Caffeine works by blocking your adenosine receptors, which essentially means it blocks your ability to feel tired—this is why it’s such a helpful aid during the day.

However, as the end of the day approaches, we should be winding down instead of keeping our energy levels high. Even if it doesn’t feel like it, that late-afternoon caffeine stays in your system for hours and can still disrupt your rest. You might think you’re sleeping just fine, but your sleep quality may actually be lower.

The first step is becoming aware of how much caffeine you consume and when you have your last cup. After that, try setting a realistic cutoff time and slowly work your way earlier.

Pillow can help you track how these changes impact your sleep by adding a “note” to your session, whether it’s caffeine or other habits. At the end of the month, you can review what had the biggest impact on your sleep

6. Get more steps in, and you don’t have to start big

It’s no secret that exercise is good for our bodies and overall health, but becoming more active can start with simply taking more steps throughout the day.

Moving your body has been proven to improve sleep quality and overall health, and even short walks can make a difference. Try getting up and moving every hour, taking a short walk around the block, or walking instead of driving for short distances. When possible, add more physical activity to your routine.

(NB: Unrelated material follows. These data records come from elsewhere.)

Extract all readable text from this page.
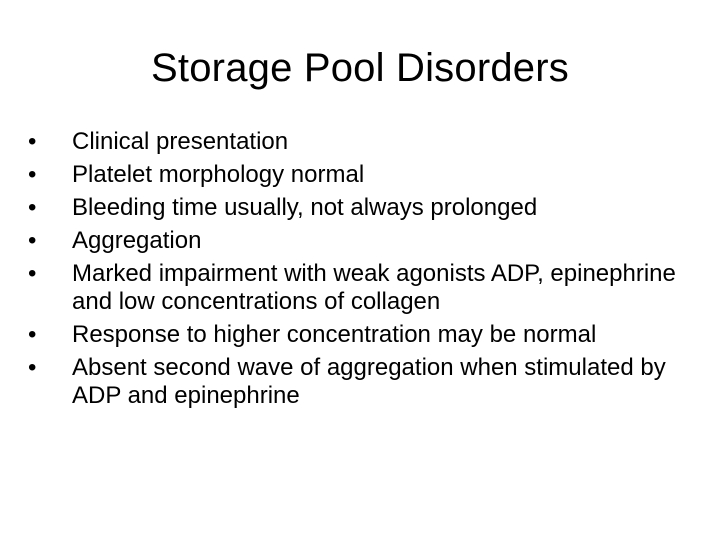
Storage Pool Disorders
•	Clinical presentation
•	Platelet morphology normal
•	Bleeding time usually, not always prolonged
•	Aggregation
•	Marked impairment with weak agonists ADP, epinephrine and low concentrations of collagen
•	Response to higher concentration may be normal
•	Absent second wave of aggregation when stimulated by ADP and epinephrine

On Pillow, you can compare your sleep quality with your daily steps to see how movement impacts your rest.

7. Tidy up your bedroom

A cluttered space can increase stress levels and worsen sleep quality by making your environment feel overwhelming. A cluttered or dirty room can also affect air quality, making it harder to breathe comfortably at night.

Start small by opening your windows and making your bed each morning, this will take less than two minutes! Over time, make occasional small changes that help your sleeping space feel calmer and more inviting. Choose one small task each week, like changing a pillow, adjusting the lighting, moving furniture, getting new bedsheets, etc. After a few weeks of doing so, you'll be able to see a big difference!.

Why These Matter

One of the biggest mistakes we make when creating New Year’s resolutions is going about them with an all-or-nothing mentality, but it’s simply not possible to fix years of habits in just a few days, especially without knowing what actually needs to change.

This year, let’s be gentle with ourselves and tackle one small thing at a time. If you’re unsure wether it's even worth it to start small, think about how much progress you would have made by December if you’d done the same small thing consistently throughout 2025.

Let’s make these new habits be the ones that actually stick, so you can finally get that good sleep you’ve always deserved!